Tentu dari keduanya bukanlah sesuatu yang memiliki relasi, apalagi visi yang sama dengan membenarkan lahirnya terorisme dari agama. Sehingga amatlah mustahil apabila agama kemudian menjadi manifestasi dari lahirnya ekstremisme, terorisme, dan radikalisme.

Maka di sinilah diperlukan hadirnya moderasi agama sebagai salah satu pencapaian untuk menghilangkan stigma negatif terhadap agama, yang direpresentasikan sebagai akar dari lahirnya gerakan ekstrimisme.

Dengan demikian, agama nantinya akan kembali sebagai suatu yang fitrah (suci) secara lahiriah maupun batiniyah dalam menuntun umat beragama. Bukan lagi menjadi sebuah ketakutan, seperti munculnya Islamofobia. Sebab, Islamofobia muncul karena agama dicitrakan sebagai pendorong kekerasan, intimidasi, dan diskriminasi, maka orang tak lagi memilih agama sebagai jalan spritual dalam mewujudkan perdamaian.

Sampai detik ini moderasi beragama amatlah penting dalam mengarahkan pikiran, sikap, dan perilaku yang berorientasikan i’tidal (keadilan) dan tawazun (keseimbangan) dalam menganut agama agar tidak menyalahpahami pemahaman dari agama yang sebenarnya.

Moderasi di Akar Rumput

Gagasan moderasi beragama tentu menjadi suatu yang amat menyegarkan dalam menjelaskan pemahaman beragama kita, terlebih lagi sejalan antara visi dan realisasi di lapangan. Walaupun ini bukanlah hitungan detik dan jari selesai begitu saja, pasti perlu waktu yang tidak cukup singkat.

Pada bagian ini, peran pemuka agama lintas iman berperan penting untuk memberikan dorongan serta dukungan berdasarkan kompetensi keilmuan di agamanya masing-masing. Sebab tanpa hal itu, ia hanya akan berhenti dalam gagasan dan semboyan belaka, dan belum memiliki kejelasan secara objektif kemana orientasi hendak dituju.
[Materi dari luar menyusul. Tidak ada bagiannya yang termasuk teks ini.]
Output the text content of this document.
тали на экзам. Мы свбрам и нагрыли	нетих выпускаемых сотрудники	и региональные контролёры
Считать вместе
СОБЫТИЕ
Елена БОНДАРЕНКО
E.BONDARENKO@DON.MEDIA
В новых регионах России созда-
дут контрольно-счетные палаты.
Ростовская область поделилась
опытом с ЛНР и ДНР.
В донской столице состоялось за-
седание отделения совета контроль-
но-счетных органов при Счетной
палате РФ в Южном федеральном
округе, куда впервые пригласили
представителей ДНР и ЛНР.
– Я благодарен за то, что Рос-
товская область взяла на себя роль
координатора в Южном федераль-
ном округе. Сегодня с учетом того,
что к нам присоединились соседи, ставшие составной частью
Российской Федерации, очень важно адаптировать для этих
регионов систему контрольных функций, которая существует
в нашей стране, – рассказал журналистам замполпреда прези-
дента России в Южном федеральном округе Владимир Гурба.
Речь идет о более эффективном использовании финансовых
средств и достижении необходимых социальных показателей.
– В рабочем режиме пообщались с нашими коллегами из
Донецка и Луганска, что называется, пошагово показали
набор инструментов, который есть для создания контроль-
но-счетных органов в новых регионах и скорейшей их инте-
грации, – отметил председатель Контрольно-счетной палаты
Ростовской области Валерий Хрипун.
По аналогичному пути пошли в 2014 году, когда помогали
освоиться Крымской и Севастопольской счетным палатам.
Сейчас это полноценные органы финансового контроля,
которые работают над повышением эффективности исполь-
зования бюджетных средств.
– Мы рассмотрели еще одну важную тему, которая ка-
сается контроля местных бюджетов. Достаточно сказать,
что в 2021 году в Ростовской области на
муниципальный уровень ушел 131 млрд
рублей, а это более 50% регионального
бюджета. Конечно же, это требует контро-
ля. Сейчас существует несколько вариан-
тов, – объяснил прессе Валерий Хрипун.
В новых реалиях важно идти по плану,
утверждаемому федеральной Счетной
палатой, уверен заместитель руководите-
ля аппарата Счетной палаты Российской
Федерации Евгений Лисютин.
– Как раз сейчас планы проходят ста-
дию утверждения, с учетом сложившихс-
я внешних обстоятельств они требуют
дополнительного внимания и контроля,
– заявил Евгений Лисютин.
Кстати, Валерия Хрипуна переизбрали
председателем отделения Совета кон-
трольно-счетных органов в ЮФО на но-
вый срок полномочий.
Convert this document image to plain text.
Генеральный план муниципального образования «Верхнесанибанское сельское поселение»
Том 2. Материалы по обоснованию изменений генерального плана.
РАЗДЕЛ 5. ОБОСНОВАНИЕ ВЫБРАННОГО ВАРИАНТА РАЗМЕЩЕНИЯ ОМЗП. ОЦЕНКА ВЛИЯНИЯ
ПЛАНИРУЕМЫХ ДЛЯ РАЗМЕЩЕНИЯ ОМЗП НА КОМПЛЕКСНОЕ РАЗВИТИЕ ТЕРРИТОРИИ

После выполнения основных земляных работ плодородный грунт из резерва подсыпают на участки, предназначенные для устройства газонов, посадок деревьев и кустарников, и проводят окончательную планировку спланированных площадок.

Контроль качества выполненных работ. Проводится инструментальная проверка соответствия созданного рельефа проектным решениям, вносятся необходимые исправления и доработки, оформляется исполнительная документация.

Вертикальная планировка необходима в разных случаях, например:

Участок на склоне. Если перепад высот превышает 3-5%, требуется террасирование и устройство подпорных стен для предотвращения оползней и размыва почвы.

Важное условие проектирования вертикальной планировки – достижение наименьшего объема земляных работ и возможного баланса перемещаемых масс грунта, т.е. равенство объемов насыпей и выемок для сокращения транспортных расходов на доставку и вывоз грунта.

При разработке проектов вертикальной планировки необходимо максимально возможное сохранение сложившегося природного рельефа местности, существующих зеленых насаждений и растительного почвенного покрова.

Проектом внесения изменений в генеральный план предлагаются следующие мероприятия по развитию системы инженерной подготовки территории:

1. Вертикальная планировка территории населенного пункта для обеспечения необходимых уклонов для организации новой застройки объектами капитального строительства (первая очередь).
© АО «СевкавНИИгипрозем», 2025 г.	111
Sehingga peranan pendidikan di akar rumput dibutuhkan, kalau dalam Islam bisa ditanamkan dalam lembaga kajian keislaman (Islamic boarding school), yakni pesantren atau lembaga-lembaga yang menjadi pusat studi keislaman. Begitupula dengan agama lainya, maka perlu penanaman sejak dini seperti pentingnya toleransi, perdamaian dan kemanusiaan. Dari nilai-nilai agama tersebutlah nanti bisa mengantarkan kita pada jalan persatuan dan perdamaian.

Karena tanpa adanya pantikan di akar rumput tersebut, tentu bukanlah hal yang mudah untuk men-generalisasi pemahaman agama yang moderat dan tidak intoleran. Sebab, ihwal ini terlalu banyak dari kita menganut tafsir agama yang tidak sejalan dengan ajaran-ajaran agama yang sebenarnya, seperti makna jihad yang hanya dimaknai secara tekstual. Tentu pemahaman tersebut bisa berorientasi pada pemikiran yang kaku dan jumud dari makna jihad itu sendiri.